Ziel ist die Wiederherstellung der gesunden, aber verdrängten Laktobazillen-Konzentration in der Scheide. Diese Laktobazillen sezernieren dann wieder ausreichende Mengen an H2O2 um den Biofilm zu beseitigen [50]; diese Regeneration gelingt mit oral verabreichten Probiotika (z. B. einer multi-strain-Kombination aus L. crispatus, L. gasseri, L. jensenii und L. rhamnosus).
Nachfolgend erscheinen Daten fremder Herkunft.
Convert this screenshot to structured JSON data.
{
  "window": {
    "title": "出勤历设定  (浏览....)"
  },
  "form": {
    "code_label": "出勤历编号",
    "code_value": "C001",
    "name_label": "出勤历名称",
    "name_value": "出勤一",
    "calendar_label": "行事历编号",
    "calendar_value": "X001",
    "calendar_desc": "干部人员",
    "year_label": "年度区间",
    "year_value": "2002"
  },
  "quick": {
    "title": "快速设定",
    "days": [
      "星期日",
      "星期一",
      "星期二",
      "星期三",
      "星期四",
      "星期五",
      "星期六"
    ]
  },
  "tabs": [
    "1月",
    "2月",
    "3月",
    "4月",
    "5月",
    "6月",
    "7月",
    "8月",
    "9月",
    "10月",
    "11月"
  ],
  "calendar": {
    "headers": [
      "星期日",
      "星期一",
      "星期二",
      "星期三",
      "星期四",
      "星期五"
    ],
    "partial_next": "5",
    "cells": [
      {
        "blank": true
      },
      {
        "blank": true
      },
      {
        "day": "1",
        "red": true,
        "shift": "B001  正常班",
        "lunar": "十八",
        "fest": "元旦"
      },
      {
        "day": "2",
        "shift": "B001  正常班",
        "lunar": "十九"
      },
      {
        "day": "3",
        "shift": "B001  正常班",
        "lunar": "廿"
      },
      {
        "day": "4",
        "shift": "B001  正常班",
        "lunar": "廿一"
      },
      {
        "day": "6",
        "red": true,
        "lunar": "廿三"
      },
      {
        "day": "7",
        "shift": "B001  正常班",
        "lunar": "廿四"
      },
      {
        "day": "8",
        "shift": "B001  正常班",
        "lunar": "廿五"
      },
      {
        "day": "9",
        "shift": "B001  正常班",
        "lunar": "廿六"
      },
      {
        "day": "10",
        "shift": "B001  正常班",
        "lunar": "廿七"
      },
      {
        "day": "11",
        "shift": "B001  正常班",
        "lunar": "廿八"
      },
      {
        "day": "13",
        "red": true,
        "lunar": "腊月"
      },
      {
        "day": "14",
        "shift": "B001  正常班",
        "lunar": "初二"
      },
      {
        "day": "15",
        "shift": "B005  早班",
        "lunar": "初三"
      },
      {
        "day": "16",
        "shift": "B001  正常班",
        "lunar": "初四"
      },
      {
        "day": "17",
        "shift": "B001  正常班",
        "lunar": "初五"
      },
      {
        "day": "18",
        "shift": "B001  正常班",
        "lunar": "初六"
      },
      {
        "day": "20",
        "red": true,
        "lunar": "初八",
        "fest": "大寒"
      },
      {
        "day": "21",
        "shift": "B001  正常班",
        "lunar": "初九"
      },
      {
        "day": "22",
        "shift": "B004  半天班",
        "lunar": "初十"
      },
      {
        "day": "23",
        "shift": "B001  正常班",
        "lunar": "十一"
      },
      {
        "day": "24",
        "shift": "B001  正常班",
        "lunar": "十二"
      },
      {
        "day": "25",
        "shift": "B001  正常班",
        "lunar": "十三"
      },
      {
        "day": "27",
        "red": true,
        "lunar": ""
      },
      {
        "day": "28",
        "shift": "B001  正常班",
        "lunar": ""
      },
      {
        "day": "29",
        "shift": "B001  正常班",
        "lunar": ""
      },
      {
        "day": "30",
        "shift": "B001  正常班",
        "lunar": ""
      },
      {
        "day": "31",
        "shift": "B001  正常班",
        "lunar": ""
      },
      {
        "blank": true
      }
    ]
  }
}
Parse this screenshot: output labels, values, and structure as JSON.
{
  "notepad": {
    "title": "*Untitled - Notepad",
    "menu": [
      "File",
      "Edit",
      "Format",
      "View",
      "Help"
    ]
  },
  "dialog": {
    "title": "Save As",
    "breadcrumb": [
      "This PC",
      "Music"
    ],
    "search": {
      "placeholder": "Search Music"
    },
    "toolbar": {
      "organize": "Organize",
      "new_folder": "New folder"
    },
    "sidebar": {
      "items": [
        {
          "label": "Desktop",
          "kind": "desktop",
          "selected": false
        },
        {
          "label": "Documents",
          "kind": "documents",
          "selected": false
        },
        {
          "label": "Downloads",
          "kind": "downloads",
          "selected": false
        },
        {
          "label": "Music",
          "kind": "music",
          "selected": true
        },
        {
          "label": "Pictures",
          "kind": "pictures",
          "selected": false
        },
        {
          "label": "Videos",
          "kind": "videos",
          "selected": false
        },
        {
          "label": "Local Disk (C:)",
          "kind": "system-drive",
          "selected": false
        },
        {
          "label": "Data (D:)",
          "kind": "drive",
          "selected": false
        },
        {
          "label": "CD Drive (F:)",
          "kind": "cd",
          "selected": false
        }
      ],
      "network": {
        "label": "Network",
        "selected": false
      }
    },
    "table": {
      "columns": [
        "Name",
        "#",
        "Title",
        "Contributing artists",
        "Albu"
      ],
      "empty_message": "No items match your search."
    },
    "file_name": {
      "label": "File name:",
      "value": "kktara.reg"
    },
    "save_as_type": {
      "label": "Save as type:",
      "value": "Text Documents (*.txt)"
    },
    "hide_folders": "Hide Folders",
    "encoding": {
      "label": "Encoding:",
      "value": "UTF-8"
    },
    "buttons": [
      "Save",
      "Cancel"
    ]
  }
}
Bei Schwangeren mit bakterieller Vaginose ist das Risiko einer Frühgeburt signifikant erhöht, post partum besteht die Gefahr einer Endometritis. Auch hier empfiehlt sich der Einsatz oraler Probiotika. Sogenannte „Hausmittel“ wie Joghurt (lokal angewendet) oder Sitzbäder mit Apfelessig sind im besten Fall nutzlos, aber im schlimmsten Fall schädlich; eine lokale Applikation von Laktobazillen entspricht nicht der natürlichen Besiedlung und ein nötiges Reservoir im Rektum wird damit nicht gebildet. Die bakterielle Vaginose ist oft der Hauptgrund für einen Fluor vaginalis, viele Frauen sind aber symptomlos, obwohl sie die klinischen bzw. labordiagnostischen Kriterien erfüllen. Dies kann darauf zurückgeführt werden, dass nur pathogene Gardnerella vaginalis einen Biofilm ausbildet [12].

Wichtig ist auch darauf hinzuweisen, dass eine übertriebene Intimhygiene das Scheidenmilieu negativ beeinflussen kann. Auch nach jeder Antibiotikatherapie sollen die Folgen auf das Mikrobiom durch den Einsatz spezieller Probiotika ausgeglichen werden [47]. Das ist insbesondere für den Erhalt eines Resevoirs von Laktobazillen im Darm für die Besiedlung der Vagina von entscheidender Bedeutung [37,] [50].